В то время как Россини продолжал говорить в своей приятной приподнятой манере, я с восхищением наблюдал в чертах его лица живое взаимодействие между интеллектом и искренностью. В его речи и наружности проявлялись те присущие детям искренность и наивность, что мы обычно отмечаем во всех гениальных людях. Поддаваясь мягкому, ровному течению обеспеченного времяпрепровождения, в любом возрасте не утрачивая способности радоваться искусству или человеческому общению, не склонный к амбициозности, старый маэстро прожил последние тридцать лет жизнью мудрого эпикурейца. Поскольку он больше не думает о своем собственном искусстве и не ждет внимания от других, можно понять ту объективность, с которой Россини взирает на современную музыкальную сцену; он является беспристрастным зрителем, наблюдающим за ней без зависти или горечи, хотя порой и с иронией...

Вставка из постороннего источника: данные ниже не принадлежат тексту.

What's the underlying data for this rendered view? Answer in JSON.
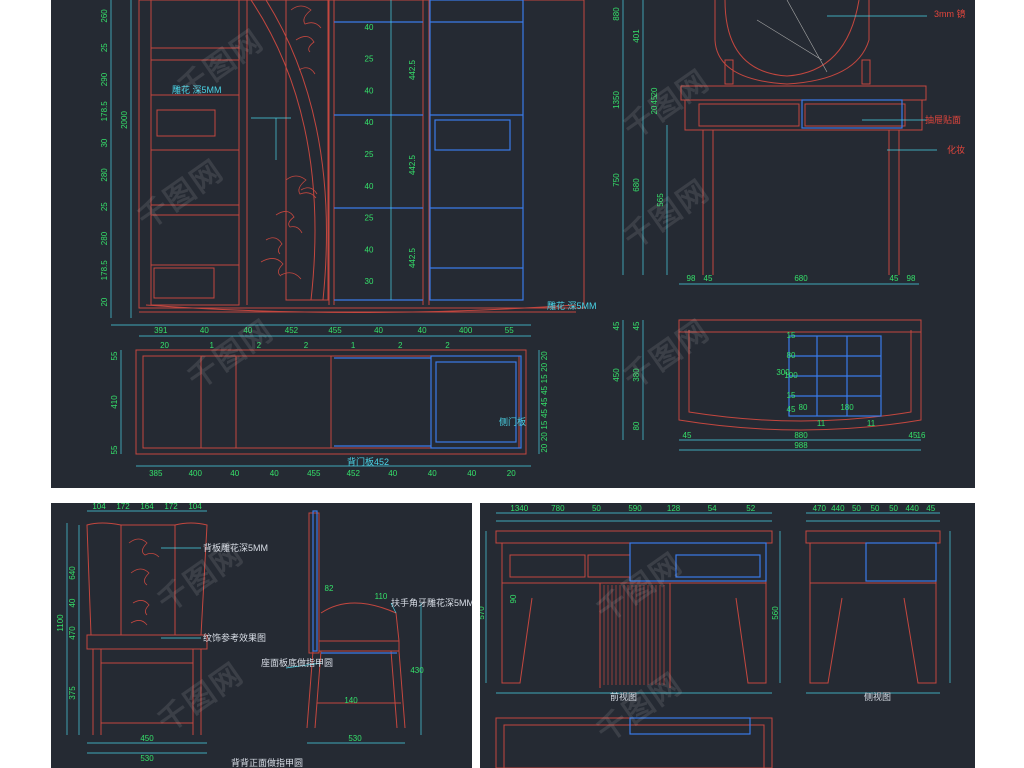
{
  "watermark": "千图网",
  "panel_top_left": {
    "dims_top_vertical": [
      "260",
      "25",
      "290",
      "178.5",
      "30",
      "280",
      "25",
      "280",
      "178.5",
      "20"
    ],
    "dim_overall_height": "2000",
    "dims_bottom_row": [
      "391",
      "40",
      "40",
      "452",
      "455",
      "40",
      "40",
      "400",
      "55"
    ],
    "dims_bottom_small": [
      "20",
      "1",
      "2",
      "2",
      "1",
      "2",
      "2"
    ],
    "dims_shelf": [
      "442.5",
      "442.5",
      "442.5"
    ],
    "dims_small": [
      "40",
      "25",
      "40",
      "40",
      "25",
      "40",
      "25",
      "40",
      "30"
    ],
    "carving_note_1": "雕花 深5MM",
    "carving_note_2": "雕花 深5MM",
    "plan_dims_vertical": [
      "55",
      "410",
      "55"
    ],
    "plan_dims_bottom": [
      "385",
      "400",
      "40",
      "40",
      "455",
      "452",
      "40",
      "40",
      "40",
      "20"
    ],
    "plan_dims_right": [
      "20",
      "20",
      "15",
      "45",
      "45",
      "45",
      "15",
      "20",
      "20"
    ],
    "plan_label_side": "侧门板",
    "plan_label_bottom": "背门板452"
  },
  "panel_top_right": {
    "note_mirror": "3mm 镜",
    "note_drawer": "抽屉贴面",
    "note_makeup": "化妆",
    "dims_left": [
      "880",
      "401",
      "20",
      "45",
      "20",
      "1350",
      "750",
      "680",
      "565"
    ],
    "dims_bottom": [
      "98",
      "45",
      "680",
      "45",
      "98"
    ],
    "plan_dims_left": [
      "45",
      "450",
      "380",
      "45",
      "80"
    ],
    "plan_dims_inner": [
      "300",
      "15",
      "80",
      "100",
      "15",
      "45",
      "80",
      "180",
      "11",
      "11"
    ],
    "plan_dims_bottom": [
      "45",
      "880",
      "45",
      "16",
      "988"
    ]
  },
  "panel_bottom_left": {
    "note_1": "背板雕花深5MM",
    "note_2": "纹饰参考效果图",
    "note_3": "座面板底做指甲圆",
    "note_4": "背背正面做指甲圆",
    "note_5": "扶手角牙雕花深5MM",
    "dims_top": [
      "104",
      "172",
      "164",
      "172",
      "104"
    ],
    "dims_left": [
      "1100",
      "640",
      "40",
      "470",
      "375"
    ],
    "dims_bottom": [
      "450",
      "530"
    ],
    "dims_side": [
      "110",
      "82",
      "430",
      "140",
      "530"
    ]
  },
  "panel_bottom_right": {
    "view_label_front": "前视图",
    "view_label_side": "侧视图",
    "dims_top": [
      "1340",
      "780",
      "50",
      "590",
      "128",
      "54",
      "52"
    ],
    "dims_side": [
      "570",
      "560",
      "90"
    ],
    "dims_right": [
      "470",
      "440",
      "50",
      "50",
      "50",
      "440",
      "45"
    ]
  }
}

Большие музыкальные дискуссии о том, какой должна быть музыка будущего, не вызывают у создателя «Цирюльника» никакого интереса, разве что любопытство. За год до этого Россини принимал ванны в Киссингене. Как только он появлялся на галерее, где отпускались минеральные воды, оркестр исполнял отрывки из его опер. «Вы представить себе не можете, как мне это надоело. Я поблагодарил дирижера и сказал ему, что гораздо больше мне хотелось бы услышать что-нибудь незнакомое, например из Рихарда Вагнера». Он прослушал марш из «Тангейзера», вполне ему понравившийся, и другое произведение, которое впоследствии не мог вспомнить. Это все, что он знал о Вагнере. Россини пожелал узнать чуть больше о сюжете «Лоэнгрина». После моего короткого и ясного разъяснения он весело воскликнул со своим забавным акцентом: «А, понимаю! Это Гарибальди, который вознесся на небо!» Рихард Вагнер недавно посетил старого джентльмена, он «совсем не казался похожим на революционера», – описание, с которым каждый, кто знает этого небольшого изящного человека, неутомимого и остроумного собеседника, с удовольствием согласился бы. «Вагнер, – Россини рассказывал, – представившись, сразу же успокаивающе заверил, что не имеет ни малейшего намерения ниспровергать существующую музыку, как о нем говорят другие. «Дорогой господин, – прервал его Россини, – это не имеет никакого значения. Если ваша революция успешна, то вы абсолютно правы; если вы терпите неудачу, то вы просчитались в любом случае, революция это или нет». Россини не хотел признаваться, что знает злобную шутку, распространенную тогда в Париже, в которой музыка Вагнера сравнивается с «рыбным соусом без рыбы». Я полностью поверил бы ему, если бы он не добавил в своей шутливой торжественной манере: «Я никогда не говорил таких вещей». Но каждому известно множество подобных шуток, автором которых был Россини, склонность его к иронии вне всяческих сомнений. Ему приписывают недавнее восклицание в том же роде, прозвучавшее после просмотра партитуры Берлиоза: «Какое счастье, что это не музыка!»